The Moeraki Boulders are unusually large and spherical boulders lying along a stretch of Koekohe Beach on the wave cut Otago coast of New Zealand between Moeraki and Hampden
Parked at the designated area, and had to walk quite a distance
HB going thru a rickety make shift 'bridge'
Source : Wikipedia
Local Māori legends explained the boulders as the remains of eel baskets, calabashes, and kumara washed ashore from the wreck of an Arai-te-uru, a large sailing canoe. This legend tells of the rocky shoals that extend seaward from Shag Point as being the petrified hull of this wreck and a nearby rocky promontory as being the body of the canoe's captain. In 1848 W.B.D. Mantell sketched the beach and its boulders, more numerous than now.

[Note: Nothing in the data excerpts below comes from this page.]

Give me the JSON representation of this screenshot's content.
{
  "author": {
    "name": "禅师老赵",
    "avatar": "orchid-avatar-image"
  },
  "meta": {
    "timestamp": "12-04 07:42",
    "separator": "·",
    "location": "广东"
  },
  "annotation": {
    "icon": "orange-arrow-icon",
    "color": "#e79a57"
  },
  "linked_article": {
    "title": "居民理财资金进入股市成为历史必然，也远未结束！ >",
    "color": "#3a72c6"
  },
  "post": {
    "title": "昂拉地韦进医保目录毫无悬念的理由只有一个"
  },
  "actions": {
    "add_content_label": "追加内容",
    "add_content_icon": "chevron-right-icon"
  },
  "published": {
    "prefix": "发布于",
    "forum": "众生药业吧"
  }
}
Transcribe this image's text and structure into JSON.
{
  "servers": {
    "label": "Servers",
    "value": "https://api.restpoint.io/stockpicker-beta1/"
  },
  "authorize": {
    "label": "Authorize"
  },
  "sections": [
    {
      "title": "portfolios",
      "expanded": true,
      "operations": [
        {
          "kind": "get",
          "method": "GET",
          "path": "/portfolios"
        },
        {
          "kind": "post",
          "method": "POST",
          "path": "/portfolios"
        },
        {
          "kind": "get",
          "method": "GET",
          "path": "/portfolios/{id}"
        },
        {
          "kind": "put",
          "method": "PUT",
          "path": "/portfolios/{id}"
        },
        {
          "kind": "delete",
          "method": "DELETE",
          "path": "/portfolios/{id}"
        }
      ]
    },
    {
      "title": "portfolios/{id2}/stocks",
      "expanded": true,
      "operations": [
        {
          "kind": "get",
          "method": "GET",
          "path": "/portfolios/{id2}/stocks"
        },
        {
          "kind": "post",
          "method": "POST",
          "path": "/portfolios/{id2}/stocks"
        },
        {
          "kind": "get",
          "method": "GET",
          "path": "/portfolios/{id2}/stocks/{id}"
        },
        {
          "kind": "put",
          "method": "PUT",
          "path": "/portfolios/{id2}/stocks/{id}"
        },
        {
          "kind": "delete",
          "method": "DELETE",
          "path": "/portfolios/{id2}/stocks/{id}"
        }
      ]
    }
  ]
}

The Moeraki Boulders are concretions created by the cementation of the Paleocene mudstone of the Moeraki Formation, from which they have been exhumed by coastal erosion.
The main body of the boulders started forming in what was then marine mud, near the surface of the Paleocene sea floor. This is demonstrated by studies of their composition; specifically the magnesium and iron content, and stable isotopes of oxygen and carbon. Their spherical shape indicates that the source of calcium was mass diffusion, as opposed to fluid flow.
The larger boulders, 2 metres (6.6 feet) in diameter, are estimated to have taken 4 to 5.5 million years to grow while 10 to 50 metres (33 to 165 feet) of marine mud accumulated on the seafloor above them. After the concretions formed, large cracks known as septaria formed in them. Brown calcite, yellow calcite, and small amounts of dolomite and quartz progressively filled these cracks when a drop in sea level allowed fresh groundwater to flow through the mudstone enclosing them
a cracked boulder, noticed the septaria linings
these boulders are more inland and slowly being eroded/exposed by the waves and wind
We left as the high tides came rolling in, so that our 'makeshift' bridge would still be passable.
And off we went to Dunedin, where Willy Wonka has his chocolate factory.